Democratic Minnesota attorney general Keith Ellison is working to shield a trove of documents linking his office to a controversial legal scheme funded by billionaire Michael Bloomberg.
The Minnesota Court of Appeals ruled in June that Ellison must release communications regarding his hiring of two private attorneys through Bloomberg's State Energy and Environmental Impact Center (SEEIC). Rather than turn over the documents, however, Ellison appealed the ruling to the state's Supreme Court, lamenting that the decision would force his office to produce "internal privileged communications to any member of the public who requests it."
The move is at odds with Ellison's rhetoric as an elected official.

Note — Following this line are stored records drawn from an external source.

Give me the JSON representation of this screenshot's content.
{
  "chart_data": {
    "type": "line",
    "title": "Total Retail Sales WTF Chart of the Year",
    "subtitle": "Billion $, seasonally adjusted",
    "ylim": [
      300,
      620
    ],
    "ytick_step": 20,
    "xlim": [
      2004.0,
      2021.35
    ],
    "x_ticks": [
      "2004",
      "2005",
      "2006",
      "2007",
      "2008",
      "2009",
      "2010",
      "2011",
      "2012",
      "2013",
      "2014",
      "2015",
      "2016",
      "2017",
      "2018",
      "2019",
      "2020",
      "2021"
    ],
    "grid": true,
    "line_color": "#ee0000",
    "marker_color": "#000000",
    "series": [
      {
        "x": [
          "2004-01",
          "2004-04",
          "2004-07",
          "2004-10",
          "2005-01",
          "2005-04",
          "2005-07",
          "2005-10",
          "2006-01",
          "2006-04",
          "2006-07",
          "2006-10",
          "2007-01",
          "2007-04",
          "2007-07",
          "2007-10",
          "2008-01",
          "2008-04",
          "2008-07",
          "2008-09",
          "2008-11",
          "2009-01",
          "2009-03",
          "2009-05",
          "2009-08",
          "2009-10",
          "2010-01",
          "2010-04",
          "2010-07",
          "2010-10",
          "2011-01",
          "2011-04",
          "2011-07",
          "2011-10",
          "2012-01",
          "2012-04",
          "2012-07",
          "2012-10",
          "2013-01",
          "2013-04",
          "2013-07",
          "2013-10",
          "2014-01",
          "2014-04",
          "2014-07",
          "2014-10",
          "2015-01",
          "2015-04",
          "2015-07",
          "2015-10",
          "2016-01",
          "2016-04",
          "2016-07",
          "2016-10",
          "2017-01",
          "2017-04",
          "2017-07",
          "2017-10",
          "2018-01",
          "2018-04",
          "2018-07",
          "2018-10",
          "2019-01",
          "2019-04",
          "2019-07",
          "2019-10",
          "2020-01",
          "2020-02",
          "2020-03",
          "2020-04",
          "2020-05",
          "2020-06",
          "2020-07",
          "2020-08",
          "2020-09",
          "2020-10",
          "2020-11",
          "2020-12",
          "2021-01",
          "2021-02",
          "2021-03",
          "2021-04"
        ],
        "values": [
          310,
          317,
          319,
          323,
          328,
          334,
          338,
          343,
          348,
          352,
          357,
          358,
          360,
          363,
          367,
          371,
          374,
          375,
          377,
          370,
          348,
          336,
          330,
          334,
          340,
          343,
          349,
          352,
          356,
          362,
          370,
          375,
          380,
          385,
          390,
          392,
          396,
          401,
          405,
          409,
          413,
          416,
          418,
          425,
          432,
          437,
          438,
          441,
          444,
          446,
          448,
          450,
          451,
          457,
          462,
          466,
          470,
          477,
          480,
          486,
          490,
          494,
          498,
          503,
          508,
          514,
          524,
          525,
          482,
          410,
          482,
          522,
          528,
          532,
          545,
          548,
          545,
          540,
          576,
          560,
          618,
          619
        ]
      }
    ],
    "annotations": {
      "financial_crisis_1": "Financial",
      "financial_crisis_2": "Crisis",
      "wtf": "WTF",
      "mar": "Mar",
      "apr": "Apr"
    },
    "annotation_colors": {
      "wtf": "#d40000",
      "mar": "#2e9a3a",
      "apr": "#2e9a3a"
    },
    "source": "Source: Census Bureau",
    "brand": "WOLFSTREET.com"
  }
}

Just one month before his appeal, the Democrat praised an effort to archive documents generated by lawsuits filed against drug companies, writing that any "future deal" with opioid manufacturers should "include transparency and doc disclosure." Three years earlier, Ellison criticized former Trump administration official Mick Mulvaney for lacking transparency because the Republican used "frosted" glass in his office.
Bloomberg established the SEEIC in 2017 through a $6 million grant to the New York University School of Law. The center funds climate change litigation by paying to place environmental lawyers in attorney general offices across the country. Ellison applied to participate in the program in 2019, saying Bloomberg funds would provide his office with the "additional staffing necessary" to pursue "progressive clean energy, climate, and environmental matters of regional and national importance."
Within three months of Ellison's request, the SEEIC embedded two environmental attorneys in the Democrat's office at an estimated annual cost of between $192,000 and $260,000, according to Ellison's application. When nonprofit group Energy Policy Advocates sought communications from Ellison discussing the program, the Democrat refused, claiming the information was "nonpublic."
The group sued Ellison in August 2019, arguing that the "public has a substantial interest in learning how private law firms are recruiting elected officials to further private goals." Upper Midwest Law Center president Doug Seaton—who is representing Energy Policy Advocates—accused the Democrat of "covering his tracks" and stressed the need to "scrutinize the behavior of the attorney general's office."
"It's critical that the citizens of Minnesota be able to know what the attorney general is doing, who he is working with, who he's deputizing to be his assistants," Seaton said. "We think this represents essentially a leasing out of the badge of the attorney general to third parties that have their own agenda."
Ellison, who did not return a request for comment, made quick use of the Bloomberg-backed attorneys. Just one year after submitting his application, Ellison listed the two attorneys—Leigh Currie and Pete Surdo—on a lawsuit targeting the American Petroleum Institute, Exxon Mobil, and Koch Industries.
Both Currie and Surdo still work in Ellison's office, their LinkedIn profiles show. Surdo lists working as a "Fellow with the NYU School of Law's State Impact Center … embedded with the Minnesota Attorney General's Office as an Environmental Litigator."
While SEEIC attorneys have served in a number of Democratic law enforcement offices—including New York, Illinois, and Washington, D.C.—some states have taken action to prevent the scheme. The Virginia state legislature in 2019 and 2020 required those working for Democratic attorney general Mark Herring to be paid solely with public money after the Democrat applied for a Bloomberg-funded lawyer.
The Biden administration has extensive ties to Bloomberg's legal scheme. In January, President Joe Biden tapped former SEEIC executive director David Hayes to serve as special assistant for climate policy. Former Interior Department deputy secretary nominee Elizabeth Klein also served as the center's deputy secretary. The White House withdrew Klein's nomination in March following opposition from Sens. Joe Manchin (D., W.Va.) and Lisa Murkowski (R., Alaska).
Seaton said the Upper Midwest Law Center will file a brief contesting Ellison's appeal in the coming days. If the appeal fails, Ellison will be forced to turn over the documents in question to a judge, who will determine if any of the contents are privileged.
SEEIC deputy director Jessica Bell said the center's attorneys are "directed and managed solely by the attorneys general offices in which they served" and described the group as "non-partisan." SEEIC attorneys have worked exclusively in Democratic offices.